Это невозможно. И примириться с этим невозможно.

Я каждый сезон себе говорю: "Хватит! Надо поставить комедию! Замечательную, безмятежную комедию о том, как хороша жизнь". Ищу ее — и нахожу. Но ставлю другое.

— Вы сейчас репетируете спектакль, соединяющий тексты Пушкина, Булгакова и Акунина?

— Да. "Последние дни" и "Медный всадник", который соединяет тему Пушкина и Петра. Причем в полном диапазоне, от "Люблю тебя, Петра творенье!" до "последних дней" Евгения: "И тут же хладный труп его похоронили ради Бога". И тут же — пьеса Акунина о конце XVII века.
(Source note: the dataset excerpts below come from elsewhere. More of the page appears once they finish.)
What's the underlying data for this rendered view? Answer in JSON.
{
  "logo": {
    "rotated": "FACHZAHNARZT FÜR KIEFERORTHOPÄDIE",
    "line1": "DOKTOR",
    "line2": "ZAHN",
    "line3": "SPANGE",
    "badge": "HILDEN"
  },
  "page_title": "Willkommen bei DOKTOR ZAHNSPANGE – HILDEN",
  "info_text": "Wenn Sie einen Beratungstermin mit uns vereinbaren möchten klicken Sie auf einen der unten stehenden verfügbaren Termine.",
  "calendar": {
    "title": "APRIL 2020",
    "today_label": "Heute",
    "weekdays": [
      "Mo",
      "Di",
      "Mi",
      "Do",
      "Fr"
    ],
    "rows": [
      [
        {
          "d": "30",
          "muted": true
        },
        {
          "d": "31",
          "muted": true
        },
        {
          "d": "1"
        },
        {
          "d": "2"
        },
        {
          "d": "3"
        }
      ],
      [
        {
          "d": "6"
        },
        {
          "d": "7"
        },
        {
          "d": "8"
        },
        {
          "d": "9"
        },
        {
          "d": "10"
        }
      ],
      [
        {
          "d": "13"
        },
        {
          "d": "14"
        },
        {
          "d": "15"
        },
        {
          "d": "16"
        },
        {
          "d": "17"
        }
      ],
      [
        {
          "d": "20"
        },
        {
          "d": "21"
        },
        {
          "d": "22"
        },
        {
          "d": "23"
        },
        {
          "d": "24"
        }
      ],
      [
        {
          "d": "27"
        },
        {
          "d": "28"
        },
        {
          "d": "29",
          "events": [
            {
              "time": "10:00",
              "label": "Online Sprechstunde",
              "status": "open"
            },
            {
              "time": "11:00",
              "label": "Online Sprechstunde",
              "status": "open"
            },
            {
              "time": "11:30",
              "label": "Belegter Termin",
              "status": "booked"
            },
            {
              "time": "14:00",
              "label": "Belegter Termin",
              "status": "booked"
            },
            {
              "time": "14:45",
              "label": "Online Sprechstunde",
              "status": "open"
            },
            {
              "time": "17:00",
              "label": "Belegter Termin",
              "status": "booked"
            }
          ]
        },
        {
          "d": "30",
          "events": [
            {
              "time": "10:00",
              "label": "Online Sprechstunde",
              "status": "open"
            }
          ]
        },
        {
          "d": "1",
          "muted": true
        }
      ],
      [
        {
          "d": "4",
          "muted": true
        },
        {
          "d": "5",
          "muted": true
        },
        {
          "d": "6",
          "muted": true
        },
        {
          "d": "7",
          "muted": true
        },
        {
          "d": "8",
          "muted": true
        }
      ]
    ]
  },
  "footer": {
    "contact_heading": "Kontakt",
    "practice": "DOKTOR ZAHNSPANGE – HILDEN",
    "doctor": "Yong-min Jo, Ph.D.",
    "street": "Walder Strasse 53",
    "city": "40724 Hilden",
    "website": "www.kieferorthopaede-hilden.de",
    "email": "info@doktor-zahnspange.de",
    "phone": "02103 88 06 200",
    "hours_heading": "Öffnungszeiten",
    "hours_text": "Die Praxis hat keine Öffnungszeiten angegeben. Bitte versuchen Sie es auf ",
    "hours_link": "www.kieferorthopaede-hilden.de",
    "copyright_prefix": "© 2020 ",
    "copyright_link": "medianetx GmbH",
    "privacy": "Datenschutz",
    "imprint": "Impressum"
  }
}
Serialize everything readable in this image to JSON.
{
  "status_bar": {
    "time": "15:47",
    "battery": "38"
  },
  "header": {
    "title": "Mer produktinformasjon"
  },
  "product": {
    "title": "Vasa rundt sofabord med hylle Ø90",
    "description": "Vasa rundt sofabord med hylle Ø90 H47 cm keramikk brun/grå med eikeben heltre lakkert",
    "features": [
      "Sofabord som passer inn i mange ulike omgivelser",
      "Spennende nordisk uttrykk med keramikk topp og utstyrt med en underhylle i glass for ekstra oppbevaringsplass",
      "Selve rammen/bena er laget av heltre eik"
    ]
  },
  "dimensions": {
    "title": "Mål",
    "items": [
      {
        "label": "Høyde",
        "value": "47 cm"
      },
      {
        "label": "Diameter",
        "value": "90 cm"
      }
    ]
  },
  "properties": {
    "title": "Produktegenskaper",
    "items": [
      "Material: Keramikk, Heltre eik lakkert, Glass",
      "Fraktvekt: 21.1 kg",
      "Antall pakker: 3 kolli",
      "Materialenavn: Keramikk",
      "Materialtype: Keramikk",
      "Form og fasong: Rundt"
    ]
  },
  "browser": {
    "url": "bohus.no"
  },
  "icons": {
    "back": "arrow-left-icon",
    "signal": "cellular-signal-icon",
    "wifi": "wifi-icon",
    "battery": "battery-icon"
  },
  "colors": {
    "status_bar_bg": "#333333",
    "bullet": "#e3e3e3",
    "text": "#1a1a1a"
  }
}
Пьеса о двух Голицыных. Один за Софью, другой за Петра. За Софью, конечно, Василий Васильевич с его идеями преобразования России, с утопиями — довольно безумными, с надеждой удержать страну в руках. Но уже действует двоюродный брат Голицына, Борис. И главное: подрастает мальчик-царь, за которого стоит Борис. Ясно, что будущее — за юным Петром. Но что он принесет? Пьеса вроде бы историческая… но в ней видны истоки будущего. Истоки Третьего отделения. "Последних дней" Пушкина. Слышен стук копыт Медного всадника. Они продолжают стучать.

Мы должны их слышать. Вот просто голосом выделю: должны слышать.

Сценограф — Станислав Бенедиктов. Премьера намечена на февраль. С фрагментами "Медного всадника" (пять раз он входит в сюжет) работают Евгений Редько, Максим Керин и Денис Шведов. Василия Голицына играет Илья Исаев, Бориса — Александр Доронин. Витя Панченко — двадцатилетнего Петра. Царевну Софью — Ирина Низина и Янина Соколовская.

И в первом акте заняты они же. Исаев играет Жуковского. Андрей Бажин чудесно играет Дубельта. Особенно сцену в Третьем отделении, когда все стукачи к нему по очереди приходят…

Конечно, это исторический — и не исторический спектакль. Как и "Берег утопии". Лучше четко осознавать: все времена отражаются друг в друге. Это делает нас сильнее, хотя отнимает надежды на благостный хэппи-энд. Не будет полной благости никогда.

— Мы долго жили в относительной благости полусвободы. Похоже, она заканчивается? Ваш театр знает об этом не понаслышке. По делу "Седьмой студии" находится под домашним арестом директор РАМТа Софья Апфельбаум. Я помню, как вы вернулись из США — практически сразу, из аэропорта, чтоб быть на первом судебном заседании. Как яростно вы защищали Софью Михайловну на секретариате СТД, на радио, в печати.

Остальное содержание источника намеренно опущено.